The second approach is based on one observation. When we use geostatistics to populate facies in the geological grid, we are not populating the volume of each cell with facies values. What geostatistical algorithms are really doing is computing a facies value at the XYZ point located at the center of each cell (Figure 6C). We don’t say anything about what should be the facies values in the remaining volume of the 50m by 50m cells.

This fact can be used to our advantage when doing property downscaling.

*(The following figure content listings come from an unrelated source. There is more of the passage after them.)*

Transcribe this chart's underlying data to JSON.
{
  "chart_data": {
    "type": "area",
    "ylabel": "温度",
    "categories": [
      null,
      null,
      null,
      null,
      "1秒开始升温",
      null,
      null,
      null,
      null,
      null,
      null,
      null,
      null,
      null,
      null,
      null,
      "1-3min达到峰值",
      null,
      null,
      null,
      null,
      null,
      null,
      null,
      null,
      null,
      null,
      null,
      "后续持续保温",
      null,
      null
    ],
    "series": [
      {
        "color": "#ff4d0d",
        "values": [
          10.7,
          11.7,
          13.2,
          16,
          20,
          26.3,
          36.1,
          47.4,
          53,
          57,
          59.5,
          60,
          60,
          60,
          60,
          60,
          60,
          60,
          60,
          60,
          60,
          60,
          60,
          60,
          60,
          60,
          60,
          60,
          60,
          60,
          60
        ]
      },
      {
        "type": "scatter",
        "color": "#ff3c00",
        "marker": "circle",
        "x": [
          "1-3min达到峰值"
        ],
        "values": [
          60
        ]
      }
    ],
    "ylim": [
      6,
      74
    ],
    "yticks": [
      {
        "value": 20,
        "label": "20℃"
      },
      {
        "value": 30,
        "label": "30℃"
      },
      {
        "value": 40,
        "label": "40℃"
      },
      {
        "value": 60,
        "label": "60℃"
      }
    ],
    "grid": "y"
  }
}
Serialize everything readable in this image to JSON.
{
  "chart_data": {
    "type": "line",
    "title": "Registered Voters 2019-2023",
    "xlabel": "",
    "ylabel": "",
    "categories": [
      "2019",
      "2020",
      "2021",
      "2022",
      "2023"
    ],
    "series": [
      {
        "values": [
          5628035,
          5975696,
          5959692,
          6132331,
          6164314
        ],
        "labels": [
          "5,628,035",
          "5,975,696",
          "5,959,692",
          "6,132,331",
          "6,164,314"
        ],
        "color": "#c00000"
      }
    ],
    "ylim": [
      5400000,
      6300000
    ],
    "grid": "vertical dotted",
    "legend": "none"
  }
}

The facies values from the geological grid are painted only in the cells of the flow simulation which contain the center of each original cell (Figure 6D). It leaves a lot of cells with no facies value assigned to them. In a second step, geostatistics are used to populate these cells, using each of the painted cells as a hard data. With this process, facies, and then petrophysical properties such as porosity and water saturation can be downscaled and still show variation from one small cell of the simulation grid to the next. It gives a more realistic tone to the model than the blocky aspect that the first downscaling approach creates.